The Art Institute of Chicago is currently showing more than 200 rarely seen de Kooning drawings, framed explicitly as an excavation of creative process: not the finished paintings, but the thinking that preceded them. In the same week, a paper landed on arXiv titled 'Let's Develop Data Probes to Fundamentally Understand How Data Affects LLM Performance,' arguing that the field has almost no systematic understanding of why certain training data produces certain model behaviors. Two excavation projects. Completely different scales of consequence.

Process Archaeology in Art and AI

The de Kooning show is valuable precisely because finished paintings erase their own making. Drawings preserve the hesitation, the revision, the gesture that almost happened. They are the artist's data, made legible. The arXiv paper by Wang, Woisetschläger, Jacobsen, and Ji makes an analogous argument about LLMs: we evaluate outputs obsessively and understand inputs almost not at all. The call for 'data probes' is a call for the equivalent of putting the sketches on the wall. What in the training corpus produced this behavior? We do not currently have tools that can answer this with precision. A 2024 paper in Nature Machine Intelligence by Feldman found that training data memorization in large models follows patterns that remain largely unpredictable at the individual data point level, which is both a technical and a philosophical problem.

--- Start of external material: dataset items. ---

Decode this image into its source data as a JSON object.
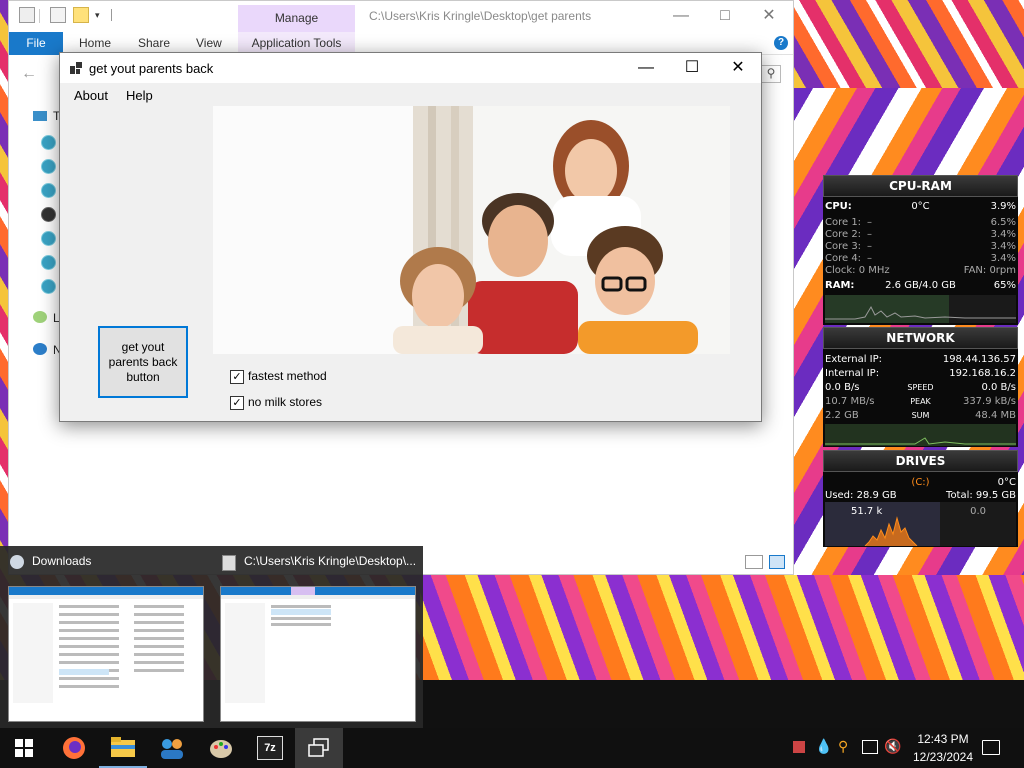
{
  "explorer": {
    "manage_tab": "Manage",
    "path": "C:\\Users\\Kris Kringle\\Desktop\\get parents",
    "ribbon": {
      "file": "File",
      "home": "Home",
      "share": "Share",
      "view": "View",
      "app_tools": "Application Tools"
    }
  },
  "app": {
    "title": "get yout parents back",
    "menu": {
      "about": "About",
      "help": "Help"
    },
    "button_label": "get yout parents back button",
    "options": [
      {
        "label": "fastest method",
        "checked": true
      },
      {
        "label": "no milk stores",
        "checked": true
      }
    ]
  },
  "gadgets": {
    "cpu": {
      "title": "CPU-RAM",
      "cpu_label": "CPU:",
      "cpu_temp": "0°C",
      "cpu_pct": "3.9%",
      "cores": [
        {
          "label": "Core 1:",
          "dash": "–",
          "value": "6.5%"
        },
        {
          "label": "Core 2:",
          "dash": "–",
          "value": "3.4%"
        },
        {
          "label": "Core 3:",
          "dash": "–",
          "value": "3.4%"
        },
        {
          "label": "Core 4:",
          "dash": "–",
          "value": "3.4%"
        }
      ],
      "clock": "Clock: 0 MHz",
      "fan": "FAN: 0rpm",
      "ram_label": "RAM:",
      "ram_value": "2.6 GB/4.0 GB",
      "ram_pct": "65%"
    },
    "network": {
      "title": "NETWORK",
      "ext_label": "External IP:",
      "ext_ip": "198.44.136.57",
      "int_label": "Internal IP:",
      "int_ip": "192.168.16.2",
      "speed_left": "0.0 B/s",
      "speed_label": "SPEED",
      "speed_right": "0.0 B/s",
      "peak_left": "10.7 MB/s",
      "peak_label": "PEAK",
      "peak_right": "337.9 kB/s",
      "sum_left": "2.2 GB",
      "sum_label": "SUM",
      "sum_right": "48.4 MB"
    },
    "drives": {
      "title": "DRIVES",
      "drive": "(C:)",
      "temp": "0°C",
      "used": "Used: 28.9 GB",
      "total": "Total: 99.5 GB",
      "read": "51.7 k",
      "write": "0.0"
    }
  },
  "thumbnails": [
    {
      "title": "Downloads"
    },
    {
      "title": "C:\\Users\\Kris Kringle\\Desktop\\..."
    }
  ],
  "taskbar": {
    "time": "12:43 PM",
    "date": "12/23/2024"
  },
  "colors": {
    "accent": "#0078d7",
    "file_tab": "#1979ca",
    "manage_tab": "#ead8fb"
  }
}
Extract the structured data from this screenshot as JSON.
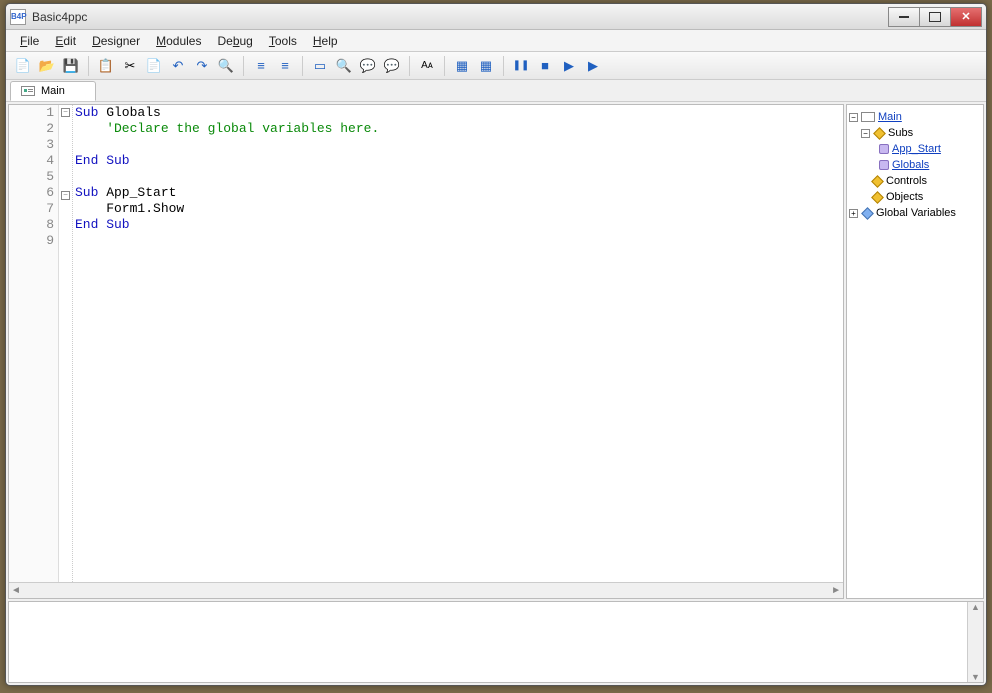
{
  "window": {
    "title": "Basic4ppc",
    "icon_label": "B4P"
  },
  "menu": {
    "file": {
      "label": "File",
      "key": "F"
    },
    "edit": {
      "label": "Edit",
      "key": "E"
    },
    "designer": {
      "label": "Designer",
      "key": "D"
    },
    "modules": {
      "label": "Modules",
      "key": "M"
    },
    "debug": {
      "label": "Debug",
      "key": "b"
    },
    "tools": {
      "label": "Tools",
      "key": "T"
    },
    "help": {
      "label": "Help",
      "key": "H"
    }
  },
  "toolbar": {
    "new": "📄",
    "open": "📂",
    "save": "💾",
    "copy": "📋",
    "cut": "✂",
    "paste": "📄",
    "undo": "↶",
    "redo": "↷",
    "find": "🔍",
    "outdent": "≡",
    "indent": "≡",
    "form": "▭",
    "design1": "🔍",
    "comment": "💬",
    "uncomment": "💬",
    "font": "Aᴀ",
    "bookmark_toggle": "▦",
    "bookmark_next": "▦",
    "pause": "❚❚",
    "stop": "■",
    "step": "▶",
    "run": "▶"
  },
  "tab": {
    "label": "Main"
  },
  "code": {
    "lines": [
      {
        "n": 1,
        "fold": "-",
        "seg": [
          {
            "t": "Sub",
            "c": "kw"
          },
          {
            "t": " Globals",
            "c": ""
          }
        ]
      },
      {
        "n": 2,
        "fold": "",
        "seg": [
          {
            "t": "    'Declare the global variables here.",
            "c": "cm"
          }
        ]
      },
      {
        "n": 3,
        "fold": "",
        "seg": [
          {
            "t": "",
            "c": ""
          }
        ]
      },
      {
        "n": 4,
        "fold": "",
        "seg": [
          {
            "t": "End Sub",
            "c": "kw"
          }
        ]
      },
      {
        "n": 5,
        "fold": "",
        "seg": [
          {
            "t": "",
            "c": ""
          }
        ]
      },
      {
        "n": 6,
        "fold": "-",
        "seg": [
          {
            "t": "Sub",
            "c": "kw"
          },
          {
            "t": " App_Start",
            "c": ""
          }
        ]
      },
      {
        "n": 7,
        "fold": "",
        "seg": [
          {
            "t": "    Form1.Show",
            "c": ""
          }
        ]
      },
      {
        "n": 8,
        "fold": "",
        "seg": [
          {
            "t": "End Sub",
            "c": "kw"
          }
        ]
      },
      {
        "n": 9,
        "fold": "",
        "seg": [
          {
            "t": "",
            "c": ""
          }
        ]
      }
    ]
  },
  "tree": {
    "main": "Main",
    "subs": "Subs",
    "app_start": "App_Start",
    "globals": "Globals",
    "controls": "Controls",
    "objects": "Objects",
    "global_vars": "Global Variables"
  }
}
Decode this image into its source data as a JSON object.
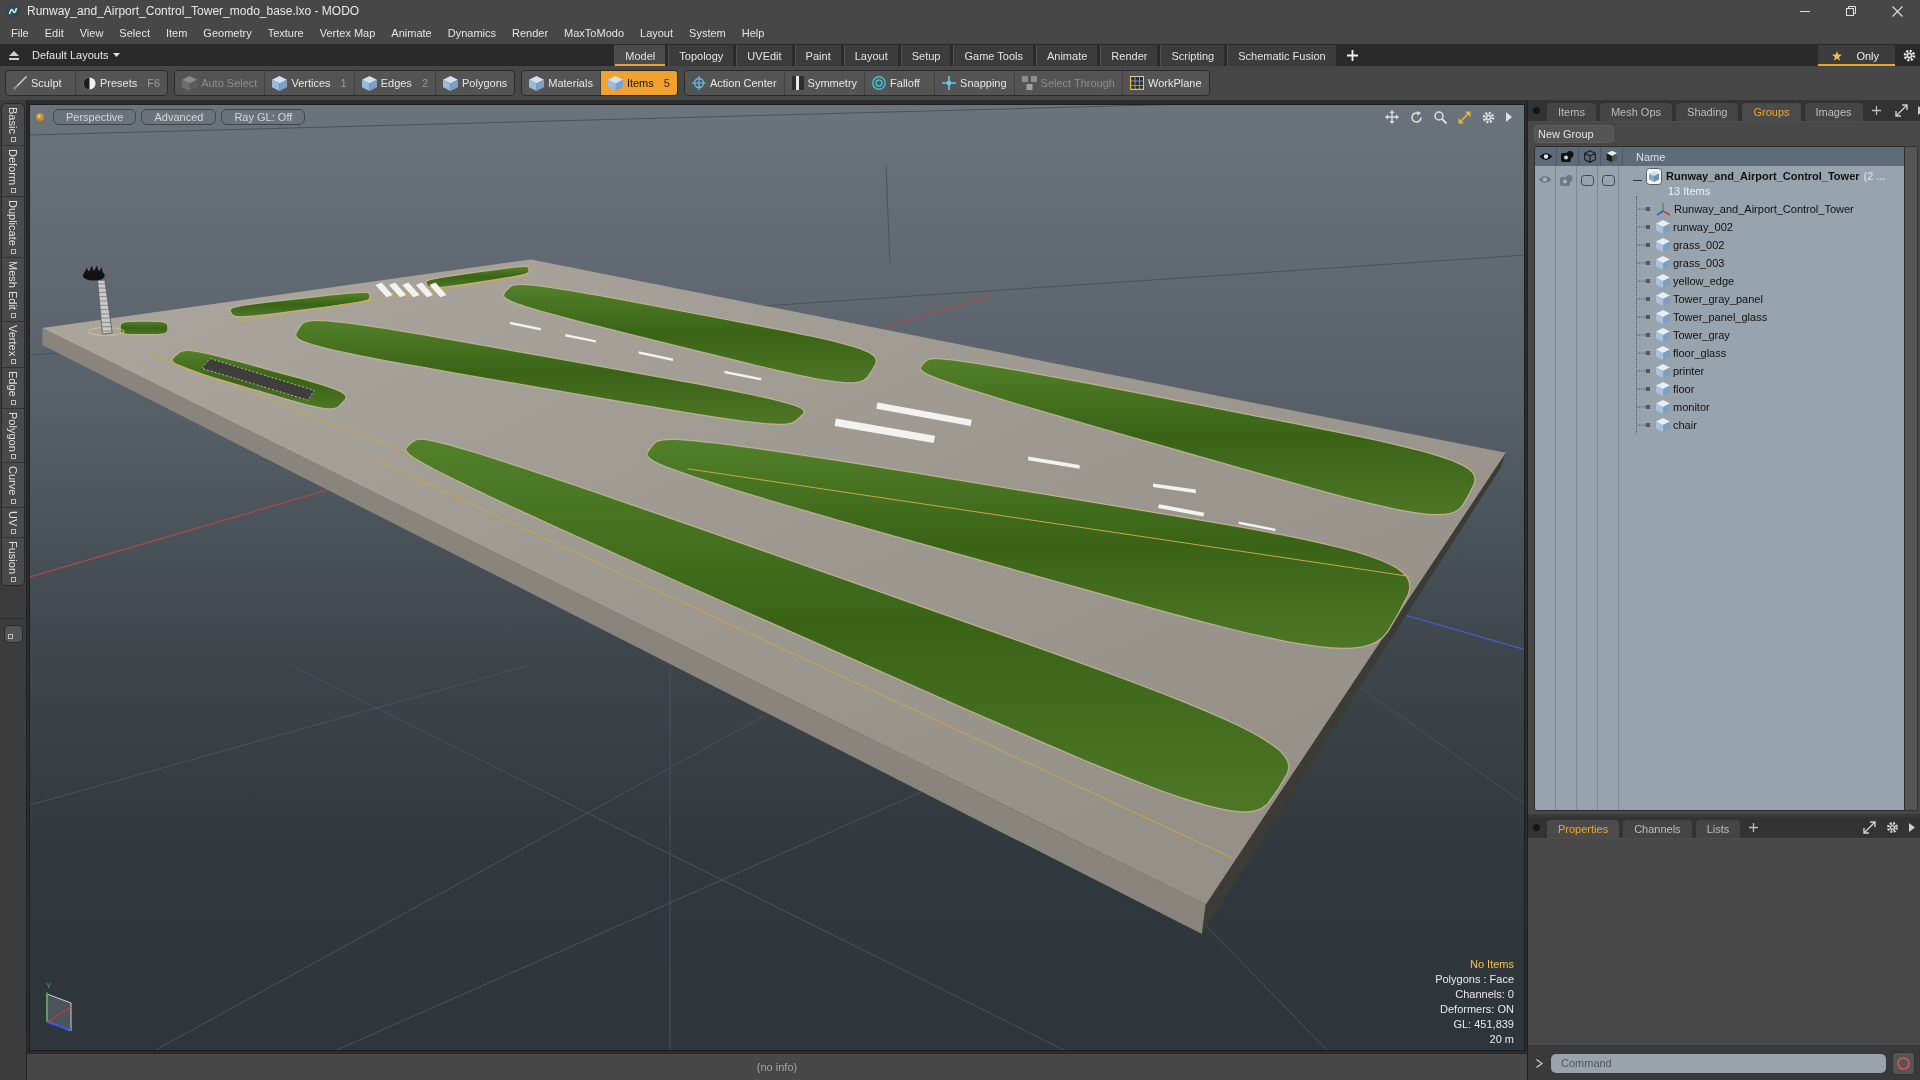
{
  "window": {
    "title": "Runway_and_Airport_Control_Tower_modo_base.lxo - MODO"
  },
  "menu": [
    "File",
    "Edit",
    "View",
    "Select",
    "Item",
    "Geometry",
    "Texture",
    "Vertex Map",
    "Animate",
    "Dynamics",
    "Render",
    "MaxToModo",
    "Layout",
    "System",
    "Help"
  ],
  "layout_bar": {
    "layout_menu": "Default Layouts",
    "tabs": [
      {
        "label": "Model",
        "selected": true
      },
      {
        "label": "Topology",
        "selected": false
      },
      {
        "label": "UVEdit",
        "selected": false
      },
      {
        "label": "Paint",
        "selected": false
      },
      {
        "label": "Layout",
        "selected": false
      },
      {
        "label": "Setup",
        "selected": false
      },
      {
        "label": "Game Tools",
        "selected": false
      },
      {
        "label": "Animate",
        "selected": false
      },
      {
        "label": "Render",
        "selected": false
      },
      {
        "label": "Scripting",
        "selected": false
      },
      {
        "label": "Schematic Fusion",
        "selected": false
      }
    ],
    "only_button": {
      "label": "Only",
      "on": true
    }
  },
  "toolbar": [
    {
      "tools": [
        {
          "label": "Sculpt",
          "disabled": false,
          "selected": false
        },
        {
          "label": "Presets",
          "shortcut": "F6",
          "disabled": false,
          "selected": false
        }
      ]
    },
    {
      "tools": [
        {
          "label": "Auto Select",
          "disabled": true,
          "selected": false
        },
        {
          "label": "Vertices",
          "shortcut": "1",
          "disabled": false,
          "selected": false
        },
        {
          "label": "Edges",
          "shortcut": "2",
          "disabled": false,
          "selected": false
        },
        {
          "label": "Polygons",
          "disabled": false,
          "selected": false
        }
      ]
    },
    {
      "tools": [
        {
          "label": "Materials",
          "disabled": false,
          "selected": false
        },
        {
          "label": "Items",
          "shortcut": "5",
          "disabled": false,
          "selected": true
        }
      ]
    },
    {
      "tools": [
        {
          "label": "Action Center",
          "disabled": false,
          "selected": false
        },
        {
          "label": "Symmetry",
          "disabled": false,
          "selected": false
        },
        {
          "label": "Falloff",
          "disabled": false,
          "selected": false
        },
        {
          "label": "Snapping",
          "disabled": false,
          "selected": false
        },
        {
          "label": "Select Through",
          "disabled": true,
          "selected": false
        },
        {
          "label": "WorkPlane",
          "disabled": false,
          "selected": false
        }
      ]
    }
  ],
  "side_tabs": [
    "Basic",
    "Deform",
    "Duplicate",
    "Mesh Edit",
    "Vertex",
    "Edge",
    "Polygon",
    "Curve",
    "UV",
    "Fusion"
  ],
  "viewport": {
    "buttons": [
      "Perspective",
      "Advanced",
      "Ray GL: Off"
    ],
    "gizmo_label": "Y",
    "info": [
      {
        "text": "No Items",
        "kind": "highlight"
      },
      {
        "text": "Polygons : Face",
        "kind": "plain"
      },
      {
        "text": "Channels: 0",
        "kind": "plain"
      },
      {
        "text": "Deformers: ON",
        "kind": "plain"
      },
      {
        "text": "GL: 451,839",
        "kind": "plain"
      },
      {
        "text": "20 m",
        "kind": "plain"
      }
    ]
  },
  "status_bar": {
    "text": "(no info)"
  },
  "items_panel": {
    "tabs": [
      {
        "label": "Items",
        "selected": false
      },
      {
        "label": "Mesh Ops",
        "selected": false
      },
      {
        "label": "Shading",
        "selected": false
      },
      {
        "label": "Groups",
        "selected": true
      },
      {
        "label": "Images",
        "selected": false
      }
    ],
    "new_group_button": "New Group",
    "name_column": "Name",
    "tree": {
      "name": "Runway_and_Airport_Control_Tower",
      "suffix": "(2 ...",
      "count": "13 Items",
      "expanded": true,
      "children": [
        {
          "name": "Runway_and_Airport_Control_Tower",
          "kind": "locator"
        },
        {
          "name": "runway_002",
          "kind": "mesh"
        },
        {
          "name": "grass_002",
          "kind": "mesh"
        },
        {
          "name": "grass_003",
          "kind": "mesh"
        },
        {
          "name": "yellow_edge",
          "kind": "mesh"
        },
        {
          "name": "Tower_gray_panel",
          "kind": "mesh"
        },
        {
          "name": "Tower_panel_glass",
          "kind": "mesh"
        },
        {
          "name": "Tower_gray",
          "kind": "mesh"
        },
        {
          "name": "floor_glass",
          "kind": "mesh"
        },
        {
          "name": "printer",
          "kind": "mesh"
        },
        {
          "name": "floor",
          "kind": "mesh"
        },
        {
          "name": "monitor",
          "kind": "mesh"
        },
        {
          "name": "chair",
          "kind": "mesh"
        }
      ]
    }
  },
  "properties_panel": {
    "tabs": [
      {
        "label": "Properties",
        "selected": true
      },
      {
        "label": "Channels",
        "selected": false
      },
      {
        "label": "Lists",
        "selected": false
      }
    ]
  },
  "command": {
    "placeholder": "Command"
  }
}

What the Sketch Knows That the Canvas Doesn't

The de Kooning curators are making a curatorial argument: process is not preliminary to the work, it is constitutive of it. The data probes paper is making the same argument about AI. The model is not separable from what it was trained on, but right now we treat it as if it were. The art world solved this problem by putting the drawings in the show. The AI field is still arguing about whether the drawings exist.